Nigeria knows one thing about that. Only last yr, significant gas provide issues have brought on shutdowns at some of the country’s largest fuel turbine energy vegetation. Because Gas generators function on a steady combustion course of, they require a constant provide of gas and a stable dispatched load to generate constant energy output. If the supply is disrupted, shutdowns happen, putting an excellent strain on the general system. ICE-Gas crops however, are designed to adjust their operational profile over time and enhance system flexibility. Because of their versatile operating profile, they were in a place to keep a much larger stage of availability
The examine took a deep dive to analyse the monetary influence of 2 years delay in the gasoline infrastructure program.
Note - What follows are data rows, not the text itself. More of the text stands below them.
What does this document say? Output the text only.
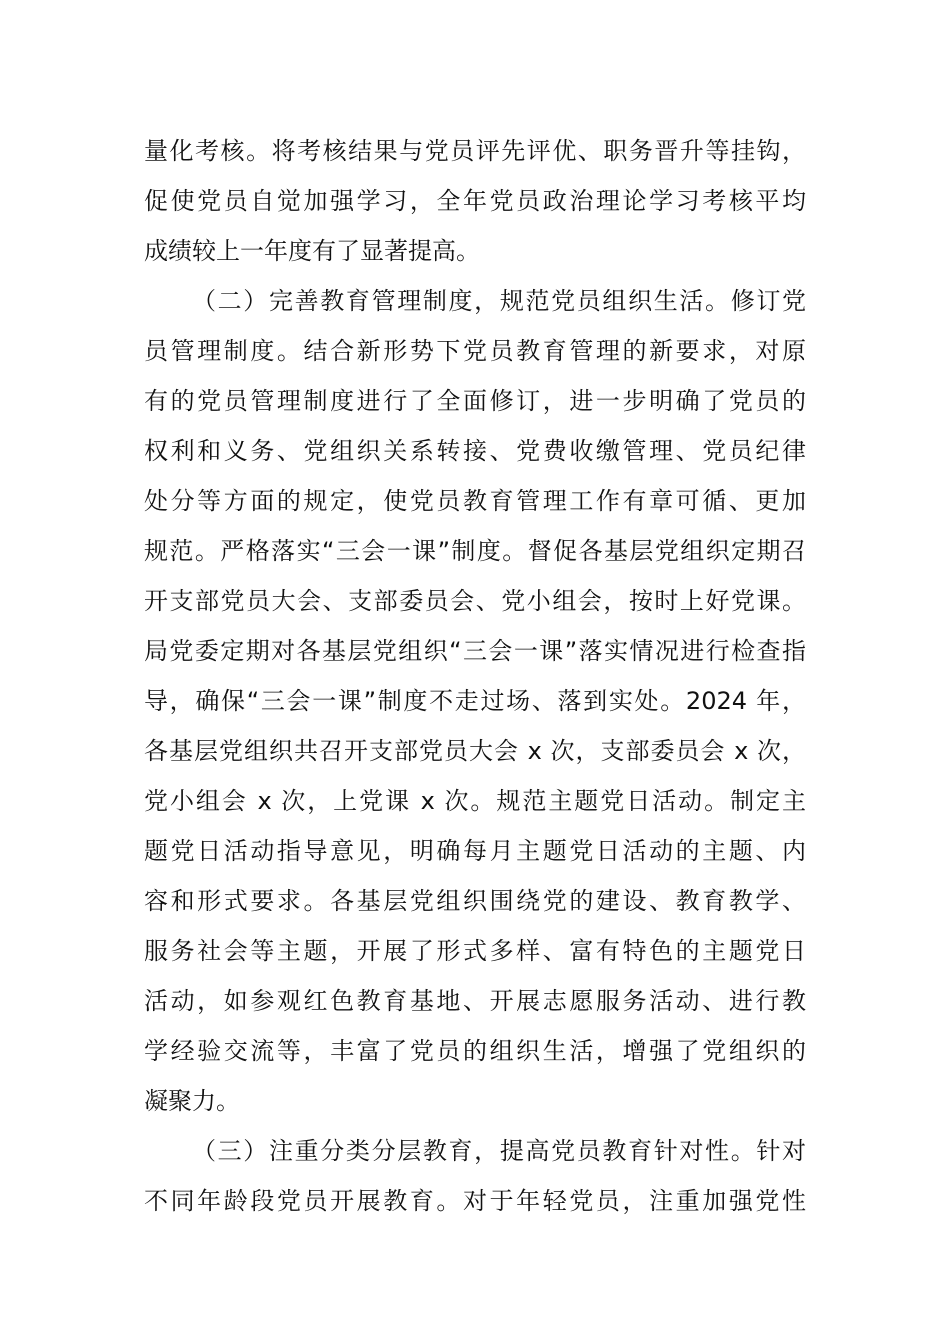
量化考核。将考核结果与党员评先评优、职务晋升等挂钩，
促使党员自觉加强学习，全年党员政治理论学习考核平均
成绩较上一年度有了显著提高。
（二）完善教育管理制度，规范党员组织生活。修订党
员管理制度。结合新形势下党员教育管理的新要求，对原
有的党员管理制度进行了全面修订，进一步明确了党员的
权利和义务、党组织关系转接、党费收缴管理、党员纪律
处分等方面的规定，使党员教育管理工作有章可循、更加
规范。严格落实“三会一课”制度。督促各基层党组织定期召
开支部党员大会、支部委员会、党小组会，按时上好党课。
局党委定期对各基层党组织“三会一课”落实情况进行检查指
导，确保“三会一课”制度不走过场、落到实处。2024 年，
各基层党组织共召开支部党员大会 x 次，支部委员会 x 次，
党小组会 x 次，上党课 x 次。规范主题党日活动。制定主
题党日活动指导意见，明确每月主题党日活动的主题、内
容和形式要求。各基层党组织围绕党的建设、教育教学、
服务社会等主题，开展了形式多样、富有特色的主题党日
活动，如参观红色教育基地、开展志愿服务活动、进行教
学经验交流等，丰富了党员的组织生活，增强了党组织的
凝聚力。
（三）注重分类分层教育，提高党员教育针对性。针对
不同年龄段党员开展教育。对于年轻党员，注重加强党性
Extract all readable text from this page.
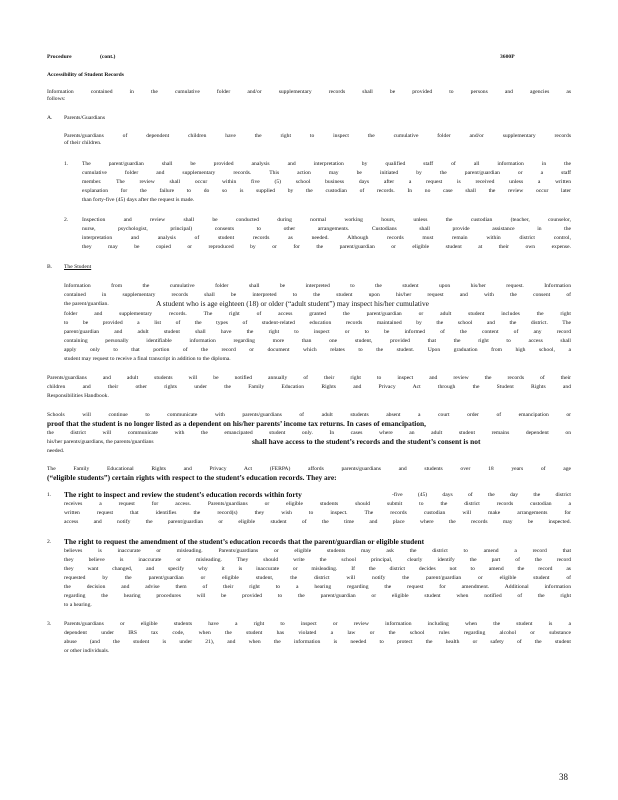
Procedure	(cont.)	3600P
Accessibility of Student Records
Information contained in the cumulative folder and/or supplementary records shall be provided to persons and agencies as
follows:
A. Parents/Guardians
Parents/guardians of dependent children have the right to inspect the cumulative folder and/or supplementary records
of their children.
1. The parent/guardian shall be provided analysis and interpretation by qualified staff of all information in the
cumulative folder and supplementary records. This action may be initiated by the parent/guardian or a staff
member. The review shall occur within five (5) school business days after a request is received unless a written
explanation for the failure to do so is supplied by the custodian of records. In no case shall the review occur later
than forty-five (45) days after the request is made.
2. Inspection and review shall be conducted during normal working hours, unless the custodian (teacher, counselor,
nurse, psychologist, principal) consents to other arrangements. Custodians shall provide assistance in the
interpretation and analysis of student records as needed. Although records must remain within district control,
they may be copied or reproduced by or for the parent/guardian or eligible student at their own expense.
B. The Student
Information from the cumulative folder shall be interpreted to the student upon his/her request. Information
contained in supplementary records shall be interpreted to the student upon his/her request and with the consent of
the parent/guardian.	A student who is age eighteen (18) or older (“adult student”) may inspect his/her cumulative
folder and supplementary records. The right of access granted the parent/guardian or adult student includes the right
to be provided a list of the types of student-related education records maintained by the school and the district. The
parent/guardian and adult student shall have the right to inspect or to be informed of the content of any record
containing personally identifiable information regarding more than one student, provided that the right to access shall
apply only to that portion of the record or document which relates to the student. Upon graduation from high school, a
student may request to receive a final transcript in addition to the diploma.
Parents/guardians and adult students will be notified annually of their right to inspect and review the records of their
children and their other rights under the Family Education Rights and Privacy Act through the Student Rights and
Responsibilities Handbook.
Schools will continue to communicate with parents/guardians of adult students absent a court order of emancipation or
proof that the student is no longer listed as a dependent on his/her parents’ income tax returns. In cases of emancipation,
the district will communicate with the emancipated student only. In cases where an adult student remains dependent on
his/her parents/guardians, the parents/guardians	shall have access to the student’s records and the student’s consent is not
needed.
The Family Educational Rights and Privacy Act (FERPA) affords parents/guardians and students over 18 years of age
(“eligible students”) certain rights with respect to the student’s education records. They are:
1. The right to inspect and review the student’s education records within forty	-five (45) days of the day the district
receives a request for access. Parents/guardians or eligible students should submit to the district records custodian a
written request that identifies the record(s) they wish to inspect. The records custodian will make arrangements for
access and notify the parent/guardian or eligible student of the time and place where the records may be inspected.
2. The right to request the amendment of the student’s education records that the parent/guardian or eligible student
believes is inaccurate or misleading. Parents/guardians or eligible students may ask the district to amend a record that
they believe is inaccurate or misleading. They should write the school principal, clearly identify the part of the record
they want changed, and specify why it is inaccurate or misleading. If the district decides not to amend the record as
requested by the parent/guardian or eligible student, the district will notify the parent/guardian or eligible student of
the decision and advise them of their right to a hearing regarding the request for amendment. Additional information
regarding the hearing procedures will be provided to the parent/guardian or eligible student when notified of the right
to a hearing.
3. Parents/guardians or eligible students have a right to inspect or review information including when the student is a
dependent under IRS tax code, when the student has violated a law or the school rules regarding alcohol or substance
abuse (and the student is under 21), and when the information is needed to protect the health or safety of the student
or other individuals.
38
It demonstrates that if the nation decides to speculate into gasoline engines, the worth of gas delay would be 550 million dollars, whereas a system dominated by CCGTs would result in a staggering 770 million dollars in additional value.
Whichever means you have a look at it, new ICE-Gas generation capability will decrease the total price of electrical energy in Senegal in all attainable scenarios. If Senegal is to satisfy electrical energy demand development in a cost-optimal means, a minimal of 300 MW of new ICE-Gas capacity will be required by 2026.